No one can stop that - and that is precisely the point. Madrid's march to greatness, supplemented by Saturday's 3-1 win over Liverpool in Kyiv, has largely been fuelled by the sense of inevitability. It's not because Madrid's system is technically better than any other team in the top five European leagues. There's no distinct philosophy about Madrid, no collective enterprise, only a singular focus on being the best. Zidane has let his players be the talented players they are, keeping the instructions to a minimum. It's far away from predecessor Rafa Benitez's rigorous form of management.

"(Zidane) tells us what we need to do in the defensive part and in the game to express ourselves, to keep the ball, to play for the team, and to try to do our best," midfielder Luka Modric said after last year's final.

Unlike contemporaries Pep Guardiola and Antonio Conte, Zidane doesn't motion this way and that or bark at his team every five seconds. He's a beacon of cool, perhaps something he learned as an assistant to the calm Carlo Ancelotti when they won La Decima in 2014. He has unconditional trust in this crop of players, so much so that he started the exact same lineup that took the pitch in Cardiff just 12 months ago.

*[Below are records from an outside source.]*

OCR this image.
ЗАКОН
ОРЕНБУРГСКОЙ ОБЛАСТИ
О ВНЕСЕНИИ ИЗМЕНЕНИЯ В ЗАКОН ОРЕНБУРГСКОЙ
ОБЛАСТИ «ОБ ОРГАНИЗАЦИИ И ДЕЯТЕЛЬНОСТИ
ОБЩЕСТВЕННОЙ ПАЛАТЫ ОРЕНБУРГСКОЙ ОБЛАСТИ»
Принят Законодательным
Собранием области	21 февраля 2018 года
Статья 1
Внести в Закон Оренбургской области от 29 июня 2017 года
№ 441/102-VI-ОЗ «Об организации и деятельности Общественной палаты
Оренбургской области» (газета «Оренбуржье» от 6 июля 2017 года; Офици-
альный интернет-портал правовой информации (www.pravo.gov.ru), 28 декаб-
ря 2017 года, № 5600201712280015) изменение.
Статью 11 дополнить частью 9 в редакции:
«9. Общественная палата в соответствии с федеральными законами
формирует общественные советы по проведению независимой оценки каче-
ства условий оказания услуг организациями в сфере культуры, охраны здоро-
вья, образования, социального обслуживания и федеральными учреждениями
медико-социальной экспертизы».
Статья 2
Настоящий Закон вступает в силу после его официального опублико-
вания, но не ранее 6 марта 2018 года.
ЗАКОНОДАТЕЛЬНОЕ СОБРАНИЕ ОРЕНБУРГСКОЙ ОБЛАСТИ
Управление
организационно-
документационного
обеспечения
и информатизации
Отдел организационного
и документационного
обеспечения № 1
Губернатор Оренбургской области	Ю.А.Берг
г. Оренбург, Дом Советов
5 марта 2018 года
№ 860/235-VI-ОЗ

With the players always at ease, unrestrained by rigid tactics and confident in their abilities, they've done remarkable things. Zidane has even managed to stimulate his players on the bench, to keep them positive despite a lack of minutes. Bale's overhead kick was ridiculous, but his audacious outside-the-boot pass late in the match was just as indicative of Madrid's uninhibited spirit.

Then there is the supporting cast. Modric didn't put a foot wrong. His passes were simple and effective, and he continuously spun his way out of trouble. Isco was allowed to roam about the pitch and Karim Benzema, whistled and jeered by Madrid's faithful for an apparent lack of goals, did what a striker is supposed to do, showing an alertness of mind to deflect Karius' misguided throw into the net.

Ronaldo didn't have to be at his best because when one Madrid player is struggling, there's another producing the goods. It's a relay race of talent.

That's also the reason why this particular side isn't considered among the best ever. It's not yet spoken in the same reverent tones as the Ajax of the 1970s or the AC Milan of the late '80s or the Barcelona of the late 2000s. It's missing that systematic dominance that defines those teams, as well as a style that's easy on the eye.

And yet it's not accurate to say Madrid fluked its way to another final. Zidane's men dispatched the winners of Ligue 1, Serie A, and the Bundesliga en route to Kyiv. That's more than luck. Madrid made it three Champions League titles in a row by scoring in big moments and limiting the errors it made along the way. A simple, if not fancy, formula.

Winning is just ingrained in Madrid's soul. The destination always counts more than the journey.